Wil L. Kling (M’95) was born in Heesch, the Netherlands in 1950. He received the M.Sc. degree in electrical engineering from the Eindhoven University of Technology, the Netherlands, in 1978. From 1978 to 1983 he worked with Kema and from 1983 to 1998 with Sep. Since then he was with TenneT, the Dutch Transmission System Operator, as senior engineer for network planning and network strategy. Since 1993 he has been a part-time Professor at the Delft University of Technology and since 2000 also a part-time Professor in the Electric Power Systems Group at the Eindhoven University of Technology, the Netherlands. From December 2008 he is appointed as a full-time professor and chair of EES group at the Eindhoven University of Technology. He is leading research programs on distributed generation, integration of wind power, network concepts and reliability. Mr. Kling is involved in scientific organizations such as Cigr and IEEE. He is the Dutch Representative in the Cigr Study Committee C6 Distribution Systems and Dispersed Generation.

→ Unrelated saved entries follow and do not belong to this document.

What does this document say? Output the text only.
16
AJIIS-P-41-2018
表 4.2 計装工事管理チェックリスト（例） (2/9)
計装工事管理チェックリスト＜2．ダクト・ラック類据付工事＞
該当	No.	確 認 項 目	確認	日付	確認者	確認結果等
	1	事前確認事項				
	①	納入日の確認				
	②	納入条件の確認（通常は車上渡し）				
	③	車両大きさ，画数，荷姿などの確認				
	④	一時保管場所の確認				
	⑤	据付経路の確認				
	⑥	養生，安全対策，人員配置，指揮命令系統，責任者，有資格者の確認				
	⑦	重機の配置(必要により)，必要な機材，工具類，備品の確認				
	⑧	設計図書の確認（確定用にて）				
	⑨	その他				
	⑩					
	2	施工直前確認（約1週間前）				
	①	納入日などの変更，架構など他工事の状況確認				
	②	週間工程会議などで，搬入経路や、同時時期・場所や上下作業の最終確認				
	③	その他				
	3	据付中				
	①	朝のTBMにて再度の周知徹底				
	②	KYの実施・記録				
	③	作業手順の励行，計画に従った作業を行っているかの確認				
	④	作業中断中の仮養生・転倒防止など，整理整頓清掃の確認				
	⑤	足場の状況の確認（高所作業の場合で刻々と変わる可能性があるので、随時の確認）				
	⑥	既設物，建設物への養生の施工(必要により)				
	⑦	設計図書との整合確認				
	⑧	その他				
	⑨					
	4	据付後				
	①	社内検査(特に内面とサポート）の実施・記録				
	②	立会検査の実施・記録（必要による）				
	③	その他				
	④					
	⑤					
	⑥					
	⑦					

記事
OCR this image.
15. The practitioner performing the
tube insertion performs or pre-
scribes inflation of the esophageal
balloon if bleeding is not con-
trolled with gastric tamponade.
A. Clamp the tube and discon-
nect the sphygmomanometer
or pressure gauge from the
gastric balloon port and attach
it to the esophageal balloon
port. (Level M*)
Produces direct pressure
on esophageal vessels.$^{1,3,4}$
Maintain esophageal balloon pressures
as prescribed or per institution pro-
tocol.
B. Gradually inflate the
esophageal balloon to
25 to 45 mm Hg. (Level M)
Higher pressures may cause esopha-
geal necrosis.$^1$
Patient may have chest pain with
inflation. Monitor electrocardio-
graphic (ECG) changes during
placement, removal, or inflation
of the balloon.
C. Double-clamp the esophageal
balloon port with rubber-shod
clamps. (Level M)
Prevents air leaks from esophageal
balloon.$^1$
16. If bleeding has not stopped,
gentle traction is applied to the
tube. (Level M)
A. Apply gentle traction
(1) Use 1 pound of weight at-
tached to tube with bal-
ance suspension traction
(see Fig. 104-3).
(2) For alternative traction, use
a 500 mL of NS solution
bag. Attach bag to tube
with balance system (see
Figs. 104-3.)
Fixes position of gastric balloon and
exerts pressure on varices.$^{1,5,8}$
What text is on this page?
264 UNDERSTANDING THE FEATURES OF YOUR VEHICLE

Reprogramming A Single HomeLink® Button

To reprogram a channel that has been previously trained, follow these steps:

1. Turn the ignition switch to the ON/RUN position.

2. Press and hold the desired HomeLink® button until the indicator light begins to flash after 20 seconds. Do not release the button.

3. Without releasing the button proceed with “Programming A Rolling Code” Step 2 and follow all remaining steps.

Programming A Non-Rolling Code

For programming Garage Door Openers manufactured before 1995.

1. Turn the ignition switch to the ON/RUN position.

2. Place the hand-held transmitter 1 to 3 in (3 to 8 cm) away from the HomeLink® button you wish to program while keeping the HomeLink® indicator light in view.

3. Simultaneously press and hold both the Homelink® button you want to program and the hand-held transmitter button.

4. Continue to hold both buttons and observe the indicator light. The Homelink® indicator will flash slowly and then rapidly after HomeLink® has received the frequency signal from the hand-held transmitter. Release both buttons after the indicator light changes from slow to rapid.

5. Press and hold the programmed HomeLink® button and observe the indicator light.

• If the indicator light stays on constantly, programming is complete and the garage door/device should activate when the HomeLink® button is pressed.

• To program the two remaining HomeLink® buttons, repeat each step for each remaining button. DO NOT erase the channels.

Paulo F. Ribeiro (M’78-SM’88-F’03) received his BS in Electrical Engineering from the Universidade Federal de Pernambuco, Recife, Brazil, completed the Electric Power Systems Engineering Course with Power Technologies, Inc. (PTI), and received the Ph.D. from the University of Manchester, Manchester-UK. Presently, he is with Eindhoven University of Technology, the Netherlands. Dr. Ribeiro is active in the IEEE and IEC technical working groups. He is Registered Professional Engineer in the State of Iowa, USA and an European Engineer (EurIng).